Adapun salah satu poin penting dari pernyataan sikap itu berisi desakan terhadap aparat pemerintah untuk bersikap tegas terhadap kehadiran dan penyebaran gerakan ISIS di Indonesia.

NU dan Muhammadiyah Tolak Tegas Seruan ISIS.


Awal Ramadhan, Minggu (29/6/2014) lalu, juru bicara resmi ISIS Abu Muhammad al-Adnani telah merilis audio di youtube, meminta seluruh kaum Muslimin berbaiat setia kepada amir mereka, Abu Bakar Al Baghdadi sebagai khalifah Daulah Islam.
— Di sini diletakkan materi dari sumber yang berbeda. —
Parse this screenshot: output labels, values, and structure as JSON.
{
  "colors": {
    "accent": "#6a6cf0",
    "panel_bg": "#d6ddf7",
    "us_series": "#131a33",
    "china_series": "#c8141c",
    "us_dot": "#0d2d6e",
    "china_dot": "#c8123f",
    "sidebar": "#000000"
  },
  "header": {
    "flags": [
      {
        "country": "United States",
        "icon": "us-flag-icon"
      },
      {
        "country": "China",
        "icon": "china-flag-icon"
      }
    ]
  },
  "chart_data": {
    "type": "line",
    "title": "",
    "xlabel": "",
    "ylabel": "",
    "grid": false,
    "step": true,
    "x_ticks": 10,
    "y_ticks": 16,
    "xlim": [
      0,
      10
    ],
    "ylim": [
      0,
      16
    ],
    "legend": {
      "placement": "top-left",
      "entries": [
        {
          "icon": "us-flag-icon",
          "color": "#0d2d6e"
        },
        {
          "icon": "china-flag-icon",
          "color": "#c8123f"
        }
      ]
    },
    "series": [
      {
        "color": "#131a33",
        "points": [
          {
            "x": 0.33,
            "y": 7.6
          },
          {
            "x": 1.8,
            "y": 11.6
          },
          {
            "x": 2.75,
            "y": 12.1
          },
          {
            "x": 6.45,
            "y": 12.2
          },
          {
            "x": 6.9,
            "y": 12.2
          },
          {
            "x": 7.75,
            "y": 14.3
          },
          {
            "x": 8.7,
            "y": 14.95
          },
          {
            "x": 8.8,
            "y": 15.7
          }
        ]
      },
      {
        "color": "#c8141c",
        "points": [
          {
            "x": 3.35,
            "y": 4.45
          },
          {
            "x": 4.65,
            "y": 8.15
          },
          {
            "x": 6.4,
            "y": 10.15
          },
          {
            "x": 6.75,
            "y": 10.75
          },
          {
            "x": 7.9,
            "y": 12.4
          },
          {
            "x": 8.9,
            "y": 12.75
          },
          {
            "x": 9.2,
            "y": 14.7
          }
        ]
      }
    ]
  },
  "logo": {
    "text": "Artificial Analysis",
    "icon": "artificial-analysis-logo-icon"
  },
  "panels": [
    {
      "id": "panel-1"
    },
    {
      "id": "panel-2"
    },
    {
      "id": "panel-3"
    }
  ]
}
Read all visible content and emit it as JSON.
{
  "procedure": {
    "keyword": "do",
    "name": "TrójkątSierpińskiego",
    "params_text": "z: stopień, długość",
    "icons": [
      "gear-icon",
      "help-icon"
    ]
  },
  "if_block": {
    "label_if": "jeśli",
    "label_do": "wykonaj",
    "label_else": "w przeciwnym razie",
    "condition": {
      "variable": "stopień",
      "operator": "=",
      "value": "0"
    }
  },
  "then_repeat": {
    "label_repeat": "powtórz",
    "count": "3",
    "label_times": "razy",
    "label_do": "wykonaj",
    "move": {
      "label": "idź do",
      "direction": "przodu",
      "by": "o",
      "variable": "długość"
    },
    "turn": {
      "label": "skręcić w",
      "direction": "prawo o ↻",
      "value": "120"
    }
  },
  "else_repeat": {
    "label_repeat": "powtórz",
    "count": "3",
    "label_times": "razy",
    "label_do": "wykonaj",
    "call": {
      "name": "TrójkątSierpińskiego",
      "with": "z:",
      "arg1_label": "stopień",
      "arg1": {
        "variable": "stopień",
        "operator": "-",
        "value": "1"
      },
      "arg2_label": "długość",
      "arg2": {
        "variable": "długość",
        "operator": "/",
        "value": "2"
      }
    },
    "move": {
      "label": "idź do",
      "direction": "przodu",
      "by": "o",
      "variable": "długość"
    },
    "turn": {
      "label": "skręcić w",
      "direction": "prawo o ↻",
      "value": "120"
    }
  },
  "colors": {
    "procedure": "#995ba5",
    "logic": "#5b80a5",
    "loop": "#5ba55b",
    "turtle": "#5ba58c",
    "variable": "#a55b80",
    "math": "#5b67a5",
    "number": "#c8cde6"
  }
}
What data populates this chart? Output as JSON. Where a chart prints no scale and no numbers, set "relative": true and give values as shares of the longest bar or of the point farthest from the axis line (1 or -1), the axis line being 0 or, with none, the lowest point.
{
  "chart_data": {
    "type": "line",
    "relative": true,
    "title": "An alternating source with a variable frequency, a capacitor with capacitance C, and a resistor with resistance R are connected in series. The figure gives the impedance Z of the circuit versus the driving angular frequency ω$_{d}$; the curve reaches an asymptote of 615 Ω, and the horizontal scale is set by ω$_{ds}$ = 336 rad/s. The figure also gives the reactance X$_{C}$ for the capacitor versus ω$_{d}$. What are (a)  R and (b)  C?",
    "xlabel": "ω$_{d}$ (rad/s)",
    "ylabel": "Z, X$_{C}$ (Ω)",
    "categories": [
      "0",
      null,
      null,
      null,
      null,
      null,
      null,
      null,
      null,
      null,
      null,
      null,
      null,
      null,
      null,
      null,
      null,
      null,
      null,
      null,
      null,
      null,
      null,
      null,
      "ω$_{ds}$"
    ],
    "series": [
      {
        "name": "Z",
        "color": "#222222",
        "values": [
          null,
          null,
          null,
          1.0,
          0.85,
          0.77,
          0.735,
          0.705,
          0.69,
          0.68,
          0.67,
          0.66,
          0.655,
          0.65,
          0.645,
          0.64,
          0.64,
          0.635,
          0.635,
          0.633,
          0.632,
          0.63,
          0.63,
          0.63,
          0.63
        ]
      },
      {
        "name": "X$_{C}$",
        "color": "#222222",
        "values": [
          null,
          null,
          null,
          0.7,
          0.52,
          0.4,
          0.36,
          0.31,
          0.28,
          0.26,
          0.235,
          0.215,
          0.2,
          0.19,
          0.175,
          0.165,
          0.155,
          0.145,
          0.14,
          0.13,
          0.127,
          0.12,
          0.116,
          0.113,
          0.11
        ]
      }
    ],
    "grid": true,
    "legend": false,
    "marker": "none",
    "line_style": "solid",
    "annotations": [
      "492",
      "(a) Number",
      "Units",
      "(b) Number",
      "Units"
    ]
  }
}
Menyusul kemudian Jumat (4/7/2014), amir militan Islamic State of Irak and Syam (ISIS) itu sendiri yang untuk pertama kalinya muncul setelah sekian lama menutup diri dari publikasi media, menyerukan hal yang sama.

Dalam kemunculan pertamanya pada Khutbah Jumat di Masjid Jami’ Mosul, Abu Bakar Al Baghdadi meminta semua Muslim untuk tunduk dan mematuhinya, serta meminta mereka untuk berjihad bersamanya melawan apa yang dia sebut sebagai musuh Allah.

Permintaan Abu Bakar Al Baghdadi yang mengangkat dirinya sebagai Khalifah dengan menjadikan sejumlah wilayah Irak dan Suriah yang dikuasainya sebagai negara Islam, dan perintah pertamanya agar semua Muslim di dunia mematuhinya, tak pelak memantik berbagai reaksi dari para tokoh Islam di berbagai negara.
Bagaimana halnya dengan sikap para tokoh Muslim di Indonesia?
Di antaranya, terutama sikap resmi NU dan Muhammadiyah sebagai representasi Muslim di negeri kita?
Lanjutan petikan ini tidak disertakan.